片眉を上げて怪訝そうな表情になり、「それの何がおかしい」と首を傾げる。
「誰だって責められるのは怖い。臆病は理屈じゃないんだ」
さっきまで散々自己嫌悪に苛まれていたというのに、赤金さんがあっさりそう言うものだから、僕はなんだかばからしくなって天を仰いだ。

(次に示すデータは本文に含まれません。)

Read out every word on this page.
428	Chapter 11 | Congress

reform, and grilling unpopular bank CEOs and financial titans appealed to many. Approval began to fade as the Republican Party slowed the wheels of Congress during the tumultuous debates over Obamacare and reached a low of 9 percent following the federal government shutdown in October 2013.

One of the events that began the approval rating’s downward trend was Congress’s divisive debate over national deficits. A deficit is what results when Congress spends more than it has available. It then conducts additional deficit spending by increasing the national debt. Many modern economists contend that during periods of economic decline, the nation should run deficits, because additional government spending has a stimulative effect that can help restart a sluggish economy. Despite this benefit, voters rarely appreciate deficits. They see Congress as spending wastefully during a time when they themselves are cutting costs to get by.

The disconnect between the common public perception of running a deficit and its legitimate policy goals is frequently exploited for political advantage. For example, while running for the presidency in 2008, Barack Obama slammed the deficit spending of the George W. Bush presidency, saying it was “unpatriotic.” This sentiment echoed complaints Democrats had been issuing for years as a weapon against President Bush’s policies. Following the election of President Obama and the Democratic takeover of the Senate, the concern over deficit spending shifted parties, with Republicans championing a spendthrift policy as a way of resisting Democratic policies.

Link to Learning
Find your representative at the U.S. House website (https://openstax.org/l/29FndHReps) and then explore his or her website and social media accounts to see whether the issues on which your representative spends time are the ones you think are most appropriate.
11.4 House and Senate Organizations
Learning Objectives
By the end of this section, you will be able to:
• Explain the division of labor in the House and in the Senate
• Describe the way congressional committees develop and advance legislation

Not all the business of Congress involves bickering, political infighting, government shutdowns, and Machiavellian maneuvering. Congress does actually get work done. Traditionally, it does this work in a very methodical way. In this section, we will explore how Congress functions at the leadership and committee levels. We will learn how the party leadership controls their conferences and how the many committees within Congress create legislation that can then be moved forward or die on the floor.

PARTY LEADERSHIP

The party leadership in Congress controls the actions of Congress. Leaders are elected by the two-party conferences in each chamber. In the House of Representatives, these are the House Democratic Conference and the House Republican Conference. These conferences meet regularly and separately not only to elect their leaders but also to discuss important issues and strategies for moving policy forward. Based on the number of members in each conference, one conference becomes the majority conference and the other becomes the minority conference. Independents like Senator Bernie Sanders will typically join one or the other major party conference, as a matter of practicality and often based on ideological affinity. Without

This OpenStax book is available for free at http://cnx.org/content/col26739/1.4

異能を持たないあなたには解らないのだ、と怒鳴りつけてしまいたくもあるし。
そんな潔い生き方が羨ましくもある。
「始まりが何であろうと、よっしゃいっちょ苑爾助けてやろ、でじゅうぶんじゃないのか。お前の価値は知らねえけど未来視は当たるんだろ。謙遜は美徳だけど過剰な謙遜はただの自虐だぞ」
ウンウンと自己完結した赤金さんが腕組みをした。まあそれにしちゃ問題が重いし、美沙緒ちゃんは泣かせたくないから怪我しないよう対策は必要だな……なんてブツブツつぶやいている。
いいのか、それで?
本当に?
「……いいんですかね」
「いや正直、苑爾が未来視通りに死んだとしても忍が殺すわけじゃあるまいし、誰も責めないに決まってんのになにウジウジしてんだろうなー、とは思うけどな」
「容赦ないな!」
「ハッキリ言わないとお前また自己解釈拗らせそうだから」
「うぐ……」
あっけらかんとしている赤金さんの姿に、肩に入っていた力が抜けていく。
そうだったこの人陽キャだった。思考のベクトルが僕とは違うんだ。この楽観的でさえある前向きさは一体どこからくるんだろう……。
「……赤金さん、ひとつ約束してくれますか」
「内容による」
「苑爾さんの代わりに自分が怪我しないように、全力で努力するって約束してください」
一瞬、彼は変な顔になった。努力はするけど保証はできない、という彼の心の声がはっきりと聞こえてきたほどだ。
「じゃないと僕の耳に孔が増えますよ」
「脅迫かよ」
「脅迫しないと、あなたは無茶をしそうなので」
責められないと思うけど、責められたくない。
苑爾さんに死んでほしくないけど、赤金さんが代わりになるのも嫌だ。
そんな理由があればじゅうぶんだ。やるしかない。
赤金さんは口角を上げて魔王みたいに笑い、それが僕らの約束となった。